Before the overall winner was announced, Professor Bob Shiel of The Bartlett School of Architecture at University College London took the stage to introduce the evening’s LEAF Award for Lifetime Achievement. Previous years’ awards have honoured Santiago Calatrava, Moshe Safdie and Daniel Liebeskind.

“I think it's fair to say that Peter is the most influential figure in progressive architecture education in the last 50 years,” Shiel Sheil said. “It struck me that here we are celebrating somebody's life who was born in the 1930s, whose ideas are as relevant today as they ever were.”

He went on to describe Cook as “an extraordinarily generous person” and a “national treasure”, before presenting him with the Lifetime Achievement Award for 2017 to enthusiastic applause.

“I’m still the right side of 81. The next building is going to be the best one and the funkiest one, so watch out,” said Cook as he accepted the award. He added, “You are a wonderfully international group, and I have spent many decades enjoying being a member of a non-national community.”

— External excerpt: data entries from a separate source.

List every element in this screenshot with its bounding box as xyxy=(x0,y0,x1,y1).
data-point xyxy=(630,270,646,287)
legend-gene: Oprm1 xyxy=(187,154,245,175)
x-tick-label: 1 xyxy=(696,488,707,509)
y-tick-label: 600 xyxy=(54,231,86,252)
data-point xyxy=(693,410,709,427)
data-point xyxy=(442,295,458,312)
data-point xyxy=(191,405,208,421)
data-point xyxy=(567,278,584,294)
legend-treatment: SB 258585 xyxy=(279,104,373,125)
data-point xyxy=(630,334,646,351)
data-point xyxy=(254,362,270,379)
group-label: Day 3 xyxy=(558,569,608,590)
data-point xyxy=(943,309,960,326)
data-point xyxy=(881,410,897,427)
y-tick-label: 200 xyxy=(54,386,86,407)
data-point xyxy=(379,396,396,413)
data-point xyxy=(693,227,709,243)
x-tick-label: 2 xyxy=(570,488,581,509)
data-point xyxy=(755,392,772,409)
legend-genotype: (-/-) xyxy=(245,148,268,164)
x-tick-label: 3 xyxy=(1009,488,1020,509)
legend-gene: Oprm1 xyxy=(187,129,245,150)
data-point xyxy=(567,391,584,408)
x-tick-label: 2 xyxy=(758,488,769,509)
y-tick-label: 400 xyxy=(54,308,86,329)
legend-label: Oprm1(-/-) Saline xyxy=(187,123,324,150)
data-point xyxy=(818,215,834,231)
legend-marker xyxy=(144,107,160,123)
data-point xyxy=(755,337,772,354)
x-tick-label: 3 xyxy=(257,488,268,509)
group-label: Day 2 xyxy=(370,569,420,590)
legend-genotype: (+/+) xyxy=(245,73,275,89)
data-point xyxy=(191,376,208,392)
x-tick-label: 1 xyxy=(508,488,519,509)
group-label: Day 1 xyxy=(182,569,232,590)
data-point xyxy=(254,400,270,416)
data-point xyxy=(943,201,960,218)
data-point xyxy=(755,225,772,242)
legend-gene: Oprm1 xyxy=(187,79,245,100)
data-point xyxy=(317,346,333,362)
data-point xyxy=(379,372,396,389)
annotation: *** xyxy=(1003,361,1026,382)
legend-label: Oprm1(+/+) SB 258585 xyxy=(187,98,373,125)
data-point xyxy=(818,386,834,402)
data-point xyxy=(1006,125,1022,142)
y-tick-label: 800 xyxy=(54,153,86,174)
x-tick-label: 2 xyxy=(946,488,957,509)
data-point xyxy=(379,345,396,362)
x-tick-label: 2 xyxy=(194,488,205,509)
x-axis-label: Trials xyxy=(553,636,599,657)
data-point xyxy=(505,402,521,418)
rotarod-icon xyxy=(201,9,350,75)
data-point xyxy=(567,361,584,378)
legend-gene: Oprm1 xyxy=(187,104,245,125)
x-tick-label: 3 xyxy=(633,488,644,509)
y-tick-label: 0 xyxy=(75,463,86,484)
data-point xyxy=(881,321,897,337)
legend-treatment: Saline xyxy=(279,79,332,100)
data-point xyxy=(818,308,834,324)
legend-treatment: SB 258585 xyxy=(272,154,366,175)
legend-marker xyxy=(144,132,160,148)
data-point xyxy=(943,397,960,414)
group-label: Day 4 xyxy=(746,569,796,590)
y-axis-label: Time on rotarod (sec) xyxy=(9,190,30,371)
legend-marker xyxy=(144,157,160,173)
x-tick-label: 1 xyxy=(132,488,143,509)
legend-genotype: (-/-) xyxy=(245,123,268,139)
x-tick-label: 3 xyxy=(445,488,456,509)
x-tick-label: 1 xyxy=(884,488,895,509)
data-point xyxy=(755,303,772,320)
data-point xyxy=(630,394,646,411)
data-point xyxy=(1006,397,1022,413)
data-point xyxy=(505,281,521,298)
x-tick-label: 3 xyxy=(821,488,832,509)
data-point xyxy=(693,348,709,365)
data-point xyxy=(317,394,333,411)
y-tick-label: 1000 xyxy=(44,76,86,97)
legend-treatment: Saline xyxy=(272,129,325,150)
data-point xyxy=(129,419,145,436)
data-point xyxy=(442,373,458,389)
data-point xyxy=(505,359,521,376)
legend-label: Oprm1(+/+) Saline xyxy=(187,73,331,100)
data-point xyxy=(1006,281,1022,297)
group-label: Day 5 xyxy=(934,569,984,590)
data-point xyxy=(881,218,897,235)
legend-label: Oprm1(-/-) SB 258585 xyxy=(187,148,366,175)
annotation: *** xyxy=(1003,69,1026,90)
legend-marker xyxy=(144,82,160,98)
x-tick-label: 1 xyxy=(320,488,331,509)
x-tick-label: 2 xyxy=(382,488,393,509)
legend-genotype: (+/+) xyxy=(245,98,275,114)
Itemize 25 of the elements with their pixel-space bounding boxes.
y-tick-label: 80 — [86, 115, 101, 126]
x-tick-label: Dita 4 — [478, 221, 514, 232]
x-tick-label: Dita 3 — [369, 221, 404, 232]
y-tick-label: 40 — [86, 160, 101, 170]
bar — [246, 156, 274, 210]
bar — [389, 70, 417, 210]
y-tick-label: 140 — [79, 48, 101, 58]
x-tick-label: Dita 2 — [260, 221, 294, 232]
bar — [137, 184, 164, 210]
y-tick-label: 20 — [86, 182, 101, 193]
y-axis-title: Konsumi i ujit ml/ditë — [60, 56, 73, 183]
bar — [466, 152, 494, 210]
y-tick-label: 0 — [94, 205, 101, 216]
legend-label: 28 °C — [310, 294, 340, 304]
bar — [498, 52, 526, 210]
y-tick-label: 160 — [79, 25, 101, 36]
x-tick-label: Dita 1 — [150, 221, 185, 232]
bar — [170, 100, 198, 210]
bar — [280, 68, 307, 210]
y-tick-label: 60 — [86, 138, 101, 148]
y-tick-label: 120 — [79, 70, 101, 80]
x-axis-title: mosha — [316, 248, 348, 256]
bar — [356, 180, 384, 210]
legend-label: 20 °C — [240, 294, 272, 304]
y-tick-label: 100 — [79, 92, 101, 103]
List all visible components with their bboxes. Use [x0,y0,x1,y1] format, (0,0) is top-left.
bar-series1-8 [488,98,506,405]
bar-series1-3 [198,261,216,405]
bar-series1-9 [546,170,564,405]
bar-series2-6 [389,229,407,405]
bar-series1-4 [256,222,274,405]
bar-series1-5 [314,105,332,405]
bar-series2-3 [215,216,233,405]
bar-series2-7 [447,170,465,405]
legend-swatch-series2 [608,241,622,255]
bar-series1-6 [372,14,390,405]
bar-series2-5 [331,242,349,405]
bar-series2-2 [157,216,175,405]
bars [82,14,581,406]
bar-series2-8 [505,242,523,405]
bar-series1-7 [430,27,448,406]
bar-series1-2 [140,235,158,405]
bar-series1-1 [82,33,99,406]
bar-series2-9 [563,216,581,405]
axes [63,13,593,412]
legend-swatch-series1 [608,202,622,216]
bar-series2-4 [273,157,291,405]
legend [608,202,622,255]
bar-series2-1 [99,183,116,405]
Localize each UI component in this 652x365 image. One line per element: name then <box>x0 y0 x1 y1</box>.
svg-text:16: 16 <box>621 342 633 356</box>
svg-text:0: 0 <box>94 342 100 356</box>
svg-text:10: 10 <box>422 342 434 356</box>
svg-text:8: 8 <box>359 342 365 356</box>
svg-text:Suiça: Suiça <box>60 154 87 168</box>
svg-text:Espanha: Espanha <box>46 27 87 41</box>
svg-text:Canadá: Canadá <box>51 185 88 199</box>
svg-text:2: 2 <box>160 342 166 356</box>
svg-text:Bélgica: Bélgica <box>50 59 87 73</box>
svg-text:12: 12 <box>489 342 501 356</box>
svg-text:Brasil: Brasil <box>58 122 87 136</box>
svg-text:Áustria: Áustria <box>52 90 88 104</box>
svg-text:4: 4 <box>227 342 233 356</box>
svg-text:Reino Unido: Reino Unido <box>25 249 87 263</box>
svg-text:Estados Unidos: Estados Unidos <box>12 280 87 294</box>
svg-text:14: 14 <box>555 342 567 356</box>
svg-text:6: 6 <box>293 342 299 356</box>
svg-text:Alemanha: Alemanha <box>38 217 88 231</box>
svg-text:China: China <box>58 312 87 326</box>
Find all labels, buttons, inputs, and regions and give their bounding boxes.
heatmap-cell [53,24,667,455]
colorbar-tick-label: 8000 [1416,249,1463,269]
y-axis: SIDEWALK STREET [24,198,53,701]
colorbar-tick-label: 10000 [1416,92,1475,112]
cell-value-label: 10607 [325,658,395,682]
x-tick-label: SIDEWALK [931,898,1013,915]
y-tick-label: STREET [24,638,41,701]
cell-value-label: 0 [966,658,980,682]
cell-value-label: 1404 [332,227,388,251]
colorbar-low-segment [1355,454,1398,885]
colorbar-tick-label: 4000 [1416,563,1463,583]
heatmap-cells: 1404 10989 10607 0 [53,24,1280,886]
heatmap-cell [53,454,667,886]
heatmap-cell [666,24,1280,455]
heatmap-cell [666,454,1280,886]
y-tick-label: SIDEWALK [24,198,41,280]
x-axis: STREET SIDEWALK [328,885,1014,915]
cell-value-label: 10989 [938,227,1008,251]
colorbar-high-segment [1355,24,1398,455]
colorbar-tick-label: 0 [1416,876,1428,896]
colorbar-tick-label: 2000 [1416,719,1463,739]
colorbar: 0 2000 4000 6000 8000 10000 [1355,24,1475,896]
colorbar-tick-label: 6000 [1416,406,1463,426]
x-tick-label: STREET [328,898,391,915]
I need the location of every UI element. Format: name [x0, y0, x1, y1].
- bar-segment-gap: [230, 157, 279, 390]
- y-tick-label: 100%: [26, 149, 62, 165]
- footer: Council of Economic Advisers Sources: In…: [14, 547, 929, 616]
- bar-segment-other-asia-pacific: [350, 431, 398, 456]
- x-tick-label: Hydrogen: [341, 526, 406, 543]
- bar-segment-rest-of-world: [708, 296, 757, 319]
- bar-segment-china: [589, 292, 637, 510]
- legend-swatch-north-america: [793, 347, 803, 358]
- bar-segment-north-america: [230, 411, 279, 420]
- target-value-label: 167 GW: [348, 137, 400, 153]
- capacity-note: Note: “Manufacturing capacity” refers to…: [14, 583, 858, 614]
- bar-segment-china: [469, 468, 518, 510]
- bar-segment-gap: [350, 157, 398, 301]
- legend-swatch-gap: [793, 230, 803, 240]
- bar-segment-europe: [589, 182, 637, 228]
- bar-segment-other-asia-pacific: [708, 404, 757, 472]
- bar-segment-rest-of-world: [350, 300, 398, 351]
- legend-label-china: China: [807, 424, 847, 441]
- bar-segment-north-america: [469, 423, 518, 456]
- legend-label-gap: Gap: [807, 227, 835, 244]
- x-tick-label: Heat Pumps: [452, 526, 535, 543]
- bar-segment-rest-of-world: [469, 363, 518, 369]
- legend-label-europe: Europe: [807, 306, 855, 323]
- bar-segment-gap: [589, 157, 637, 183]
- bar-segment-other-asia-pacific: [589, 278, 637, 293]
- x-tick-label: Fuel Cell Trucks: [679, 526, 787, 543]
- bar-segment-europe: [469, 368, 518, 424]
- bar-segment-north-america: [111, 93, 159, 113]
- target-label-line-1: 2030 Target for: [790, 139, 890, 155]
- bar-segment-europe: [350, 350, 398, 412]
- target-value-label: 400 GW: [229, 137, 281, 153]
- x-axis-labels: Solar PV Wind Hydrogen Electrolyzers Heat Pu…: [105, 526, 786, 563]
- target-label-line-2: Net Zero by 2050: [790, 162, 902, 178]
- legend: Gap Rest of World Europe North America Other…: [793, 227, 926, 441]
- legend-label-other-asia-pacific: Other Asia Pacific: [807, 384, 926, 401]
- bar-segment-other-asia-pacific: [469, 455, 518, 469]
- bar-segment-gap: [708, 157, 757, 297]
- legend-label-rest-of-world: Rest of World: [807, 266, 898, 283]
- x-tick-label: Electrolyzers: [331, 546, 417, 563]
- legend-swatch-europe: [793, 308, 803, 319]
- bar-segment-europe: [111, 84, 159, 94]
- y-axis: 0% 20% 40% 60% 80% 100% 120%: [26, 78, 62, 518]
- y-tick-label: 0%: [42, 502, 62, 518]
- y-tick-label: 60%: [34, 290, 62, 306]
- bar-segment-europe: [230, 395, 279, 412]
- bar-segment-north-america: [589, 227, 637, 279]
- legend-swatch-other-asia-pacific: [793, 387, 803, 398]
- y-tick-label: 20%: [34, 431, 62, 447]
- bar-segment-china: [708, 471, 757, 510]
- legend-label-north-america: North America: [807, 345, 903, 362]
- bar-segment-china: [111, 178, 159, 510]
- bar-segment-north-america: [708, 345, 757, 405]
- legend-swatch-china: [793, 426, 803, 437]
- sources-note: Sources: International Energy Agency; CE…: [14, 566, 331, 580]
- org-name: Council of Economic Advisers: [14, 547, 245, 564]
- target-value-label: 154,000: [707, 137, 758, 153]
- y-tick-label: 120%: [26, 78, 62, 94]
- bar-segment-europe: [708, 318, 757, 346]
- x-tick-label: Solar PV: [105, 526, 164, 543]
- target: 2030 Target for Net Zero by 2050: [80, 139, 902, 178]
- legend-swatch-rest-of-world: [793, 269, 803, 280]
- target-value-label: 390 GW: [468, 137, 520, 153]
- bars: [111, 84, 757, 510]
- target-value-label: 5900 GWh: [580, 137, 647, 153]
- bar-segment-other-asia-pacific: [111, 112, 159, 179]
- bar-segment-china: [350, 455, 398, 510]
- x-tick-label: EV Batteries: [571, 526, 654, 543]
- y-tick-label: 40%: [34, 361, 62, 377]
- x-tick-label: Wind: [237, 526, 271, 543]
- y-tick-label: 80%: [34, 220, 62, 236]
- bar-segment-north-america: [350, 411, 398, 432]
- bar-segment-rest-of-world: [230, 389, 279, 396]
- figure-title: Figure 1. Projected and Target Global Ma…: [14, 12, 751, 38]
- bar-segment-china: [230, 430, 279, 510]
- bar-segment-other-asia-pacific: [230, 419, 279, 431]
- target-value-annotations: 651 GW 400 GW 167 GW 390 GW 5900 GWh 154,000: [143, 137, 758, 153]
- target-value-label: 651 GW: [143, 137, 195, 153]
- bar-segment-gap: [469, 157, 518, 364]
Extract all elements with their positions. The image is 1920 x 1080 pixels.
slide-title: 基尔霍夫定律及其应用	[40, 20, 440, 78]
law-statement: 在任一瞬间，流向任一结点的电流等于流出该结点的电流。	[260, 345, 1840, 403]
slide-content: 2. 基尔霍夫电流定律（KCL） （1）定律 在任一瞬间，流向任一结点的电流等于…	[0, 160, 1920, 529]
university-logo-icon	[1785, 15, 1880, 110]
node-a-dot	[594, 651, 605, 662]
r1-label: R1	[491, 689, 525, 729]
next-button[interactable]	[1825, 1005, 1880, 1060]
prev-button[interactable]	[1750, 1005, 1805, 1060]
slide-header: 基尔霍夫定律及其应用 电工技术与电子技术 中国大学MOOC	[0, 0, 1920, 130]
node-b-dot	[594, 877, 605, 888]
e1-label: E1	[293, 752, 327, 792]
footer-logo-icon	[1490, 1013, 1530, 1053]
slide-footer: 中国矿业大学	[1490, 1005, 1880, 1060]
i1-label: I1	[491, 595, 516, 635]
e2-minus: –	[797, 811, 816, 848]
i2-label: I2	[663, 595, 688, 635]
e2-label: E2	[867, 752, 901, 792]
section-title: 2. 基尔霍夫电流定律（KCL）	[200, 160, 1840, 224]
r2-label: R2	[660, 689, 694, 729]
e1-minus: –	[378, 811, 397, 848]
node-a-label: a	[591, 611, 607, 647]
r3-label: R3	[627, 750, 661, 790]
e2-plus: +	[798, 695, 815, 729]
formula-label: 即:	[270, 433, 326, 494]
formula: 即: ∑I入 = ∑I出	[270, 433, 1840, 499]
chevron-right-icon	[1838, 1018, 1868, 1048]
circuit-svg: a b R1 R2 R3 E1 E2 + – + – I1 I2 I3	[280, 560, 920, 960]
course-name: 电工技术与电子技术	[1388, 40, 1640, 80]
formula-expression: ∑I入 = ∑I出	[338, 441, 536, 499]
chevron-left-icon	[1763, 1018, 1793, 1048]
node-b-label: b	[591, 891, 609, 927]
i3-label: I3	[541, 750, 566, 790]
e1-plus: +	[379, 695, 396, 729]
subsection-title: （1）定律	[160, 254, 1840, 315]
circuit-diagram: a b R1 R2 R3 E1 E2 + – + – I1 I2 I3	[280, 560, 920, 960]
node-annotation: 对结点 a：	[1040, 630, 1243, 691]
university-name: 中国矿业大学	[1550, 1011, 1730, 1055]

Cook said he hoped the industry would continue to value global collaboration and inventive thinking, and, on a lighter note, concluded: “I'm optimistic that one day we will rediscover the long lunch.”

Katrin Förster of ABB re-took the stage to present the Overall Winner Award to the best shortlisted project in all categories. The winner for 2017 was Canada’s II by IV Design, which also won the Interior Design Award – Future category.

“I truly am lost for words to be honoured here this evening. Thank you to all the incredible talent, keep up the amazing work – we are changing the world,” said founding partner Dan Menchions as he accepted the award with co-founding partner Keith Rushbrook.

“It all starts with an amazing client,” Rushbrook added. “This is the direction we’re going, and we would welcome the opportunity to work here in the UK.”

As the evening drew to a close, Förster said: “It was fantastic to see the diverse number of entries into the ABB LEAF Awards from around the globe.”

“The atmosphere tonight has been brilliant,” she added, “and I would like to pay congratulations to everyone who was shortlisted and those masterpieces crowned winners of their category.”

Sir Peter Cook accepting his Lifetime Achievement Award.
Guests at this year's ABB LEAF Awards enjoy a drink at the reception at London’s Royal Horseguards Hotel.